Top 10 Activities Pinoys Love to Do During Undas
It’s that time of the year again, when spirits are said to roam the earth and people huddle together and tell each other horror stories come nighttime. No, we’re not talking about Halloween, although it’s an occasion that comes around at about the same time. We’re talking about Undas, that time of the year when millions of Filipinos flock to the cemeteries to pay their respects to their departed relatives.
We Filipinos have just started celebrating Halloween (a typically Western tradition) in recent years. But we also have our own older tradition that we take part in a day after Halloween on October 31: Undas, which we commemorate on November 1 to 2. Such an occasion is in celebration of All Saints’ Day and All Souls’ Day, both Christian festivals that are in commemoration of all Christians saints and souls that have departed from this earth. Undas, which is also called Todos los Santos, has a lot in similarity with Mexico’s Dia de los Muertos. On this occasion, we offer prayers and flowers and light candles to the souls of our departed loved ones. Here are the top 10 practices that we engage in during Undas and that are uniquely Pinoy:
10 Things Pinoys Love to Do During Undas
1. Visit the cemetery.
Undas is the time when the crowds come out, and they all converge at the one spot that’s particularly popular at this time: the cemetery. But they’re not just there to visit the graves of their departed loved ones; they’ll also meet up with friends and relatives (the living and breathing kind, of course) and walk the side roads of the cemetery like their own runway.
2. Dress up to the nines during undas.
Speaking of runway, Undas is also the time when people, for some reason, dress up in their best clothes or costumes. Some dress up in their favorite Halloween costumes, while others opt for more lowkey but fashionable styles.
3. Offer atang (food and drink) to loved ones who have passed away.
Mothers and titas are also especially busy at this time of year as they cook the favorite food and drinks of their departed family members and bring them to their graves or to a special altar at home that’s been set up for them.
4. Eat a lot of food and drink with relatives and friends.
The food and drinks prepared by the mothers and titas are not just for the dead; they’re also there for the family members and visitors to partake in and enjoy. Alcohol is usually prohibited in cemeteries, but that doesn’t stop people from sneaking in their favorite liquor and having fun, lighthearted drinking sessions with friends and relatives. The sidewalks also feature stalls that sell all sorts of snacks, refreshments, street food, candles, flowers, and even toys for the little ones.
5. Scare each other with stories of ghosts and ghouls.

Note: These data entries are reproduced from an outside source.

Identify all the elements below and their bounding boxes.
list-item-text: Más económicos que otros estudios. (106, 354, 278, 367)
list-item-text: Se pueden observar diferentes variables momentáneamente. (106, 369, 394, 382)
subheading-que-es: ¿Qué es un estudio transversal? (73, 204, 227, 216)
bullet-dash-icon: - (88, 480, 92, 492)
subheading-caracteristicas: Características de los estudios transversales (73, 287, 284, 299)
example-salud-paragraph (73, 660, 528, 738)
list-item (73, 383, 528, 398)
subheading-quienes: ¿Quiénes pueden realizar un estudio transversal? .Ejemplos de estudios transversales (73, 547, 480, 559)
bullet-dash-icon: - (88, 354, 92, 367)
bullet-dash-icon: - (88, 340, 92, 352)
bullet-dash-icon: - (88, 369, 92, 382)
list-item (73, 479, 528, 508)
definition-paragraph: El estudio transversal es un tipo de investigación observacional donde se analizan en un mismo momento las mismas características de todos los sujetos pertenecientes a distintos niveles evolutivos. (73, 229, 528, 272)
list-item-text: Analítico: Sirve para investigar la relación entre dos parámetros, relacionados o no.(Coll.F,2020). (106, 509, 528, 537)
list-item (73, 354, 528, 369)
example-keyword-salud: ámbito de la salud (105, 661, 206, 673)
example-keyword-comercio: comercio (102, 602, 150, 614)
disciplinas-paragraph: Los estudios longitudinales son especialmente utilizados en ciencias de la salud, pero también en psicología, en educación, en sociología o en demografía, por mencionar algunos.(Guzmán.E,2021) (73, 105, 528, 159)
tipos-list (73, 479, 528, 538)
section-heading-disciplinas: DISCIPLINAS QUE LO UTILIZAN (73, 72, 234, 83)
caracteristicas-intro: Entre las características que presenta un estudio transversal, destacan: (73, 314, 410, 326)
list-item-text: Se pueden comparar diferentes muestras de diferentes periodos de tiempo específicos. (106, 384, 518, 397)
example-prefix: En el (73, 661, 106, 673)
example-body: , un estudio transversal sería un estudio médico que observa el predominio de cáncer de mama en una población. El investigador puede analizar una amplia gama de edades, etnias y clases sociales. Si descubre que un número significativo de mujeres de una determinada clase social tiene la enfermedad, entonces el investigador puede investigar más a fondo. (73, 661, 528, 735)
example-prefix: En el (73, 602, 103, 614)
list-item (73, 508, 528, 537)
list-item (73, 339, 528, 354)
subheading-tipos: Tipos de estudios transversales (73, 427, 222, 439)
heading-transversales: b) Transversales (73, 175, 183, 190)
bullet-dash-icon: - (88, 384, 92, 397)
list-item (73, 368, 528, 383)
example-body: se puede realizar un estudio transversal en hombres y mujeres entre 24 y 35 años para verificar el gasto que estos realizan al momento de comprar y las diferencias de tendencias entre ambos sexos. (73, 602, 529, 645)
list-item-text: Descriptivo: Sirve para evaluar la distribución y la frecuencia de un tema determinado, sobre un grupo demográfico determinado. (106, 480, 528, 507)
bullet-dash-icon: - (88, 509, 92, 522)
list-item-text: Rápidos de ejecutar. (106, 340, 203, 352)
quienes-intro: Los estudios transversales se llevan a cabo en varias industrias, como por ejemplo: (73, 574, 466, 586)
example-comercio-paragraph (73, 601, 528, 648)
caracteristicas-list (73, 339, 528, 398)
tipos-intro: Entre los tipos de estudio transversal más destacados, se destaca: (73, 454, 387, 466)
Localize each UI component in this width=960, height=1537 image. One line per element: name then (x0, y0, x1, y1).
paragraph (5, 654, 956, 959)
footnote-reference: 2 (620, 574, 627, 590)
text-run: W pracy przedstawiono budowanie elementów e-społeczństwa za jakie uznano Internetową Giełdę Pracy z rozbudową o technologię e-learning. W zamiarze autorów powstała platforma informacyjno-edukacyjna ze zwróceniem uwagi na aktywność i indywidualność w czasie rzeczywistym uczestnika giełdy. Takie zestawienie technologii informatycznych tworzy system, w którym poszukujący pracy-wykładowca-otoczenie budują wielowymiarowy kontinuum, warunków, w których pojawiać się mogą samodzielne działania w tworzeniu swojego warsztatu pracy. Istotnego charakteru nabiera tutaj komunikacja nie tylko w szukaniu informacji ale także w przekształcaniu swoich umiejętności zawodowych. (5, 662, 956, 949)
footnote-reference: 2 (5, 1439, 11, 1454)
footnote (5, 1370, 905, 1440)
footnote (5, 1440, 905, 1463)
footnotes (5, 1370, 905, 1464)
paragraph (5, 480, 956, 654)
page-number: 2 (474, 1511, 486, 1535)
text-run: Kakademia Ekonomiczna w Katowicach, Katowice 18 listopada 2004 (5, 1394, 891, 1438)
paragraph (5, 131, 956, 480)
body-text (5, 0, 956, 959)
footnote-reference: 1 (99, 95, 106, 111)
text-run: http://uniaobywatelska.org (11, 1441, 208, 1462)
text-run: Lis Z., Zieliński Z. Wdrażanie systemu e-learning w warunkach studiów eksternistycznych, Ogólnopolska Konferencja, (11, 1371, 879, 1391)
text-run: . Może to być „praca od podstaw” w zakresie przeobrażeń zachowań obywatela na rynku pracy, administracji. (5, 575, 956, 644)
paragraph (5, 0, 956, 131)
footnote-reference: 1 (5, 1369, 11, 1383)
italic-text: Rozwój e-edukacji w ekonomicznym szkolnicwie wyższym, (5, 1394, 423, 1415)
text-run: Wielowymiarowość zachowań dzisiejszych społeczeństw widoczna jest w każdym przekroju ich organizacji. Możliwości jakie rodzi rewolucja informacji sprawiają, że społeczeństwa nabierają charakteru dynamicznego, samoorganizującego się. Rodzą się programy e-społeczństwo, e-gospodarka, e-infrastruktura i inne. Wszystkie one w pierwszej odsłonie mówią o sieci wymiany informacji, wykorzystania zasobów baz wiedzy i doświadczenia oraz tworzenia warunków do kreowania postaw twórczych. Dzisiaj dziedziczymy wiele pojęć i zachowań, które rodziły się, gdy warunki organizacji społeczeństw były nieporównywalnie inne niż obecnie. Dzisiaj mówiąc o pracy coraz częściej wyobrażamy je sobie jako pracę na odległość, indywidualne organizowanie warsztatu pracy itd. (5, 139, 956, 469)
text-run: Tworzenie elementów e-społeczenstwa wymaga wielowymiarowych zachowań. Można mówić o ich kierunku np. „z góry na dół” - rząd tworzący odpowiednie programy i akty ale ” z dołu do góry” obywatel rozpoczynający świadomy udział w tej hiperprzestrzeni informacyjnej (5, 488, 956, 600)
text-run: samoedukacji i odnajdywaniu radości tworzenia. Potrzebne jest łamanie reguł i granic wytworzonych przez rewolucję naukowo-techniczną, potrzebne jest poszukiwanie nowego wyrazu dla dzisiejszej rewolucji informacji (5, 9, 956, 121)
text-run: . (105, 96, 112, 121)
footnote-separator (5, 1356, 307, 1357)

This is one element that Undas has in similarity with Halloween—telling scary stories. Families gather and scare each other with tales about white ladies, ghosts, headless priests, disembodied voices, aswangs, manananggals, kapres, and other paranormal experiences. Often, these tales are often ones the listeners have heard of before countless times, but that doesn’t lessen their terrifying impact in any way.
6. Have a spontaneous mini-concert during undas.
Filipinos, being the musical creatures they are, will always find a reason to engage in on-the-spot mini-concerts, like birthdays, graduations, family get-togethers, and the like. Even the solemnity of the Undas is no exception to this tendency as some people take this time to bring out their rented videoke machines and sing to their hearts’ content.
7. Light candles and put them on doorsteps or outside homes.
This is another practice wherein one candle is lit for each departed relative’s soul and placed outside of the house or right on the doorstep. It is the common belief that this practice will light the way for the souls of the dead on their spiritual journey after death.
8. Watch Undas TV specials.
Any Filipino family’s commemoration of Undas wasn’t complete without watching the annual Magandang Gabi Bayan Undas special, where host Noli de Castro would regale viewers with local ghost stories that made the flesh creep and the hair on one’s neck and arms stand up. Nowadays, our Undas habits include watching marathons of scary movies and TV shows and the annual Kapuso Mo, Jessica Soho annual horror special.
9. Hold sleepovers in the cemetery.
In the Western part of the world, it would be unthinkable to camp out in a cemetery overnight, unless you were on an actual ghost hunting expedition. Here in the Philippines, it’s been a tradition to spend an entire day in cemeteries and even sleep overnight in it until the next day. Some families bring actual tents, and others sleep atop their loved ones’ graves without thinking anything of it.
10. Play with melted candle wax.
Everyone has done this: take a lighted candle and scoop up the melted wax and play with it like it’s Play-Doh. It was always so much fun playing with the wax and letting it dry on your fingers or making a big ball out of it; of course, you had to wait a bit to let the wax slightly cool.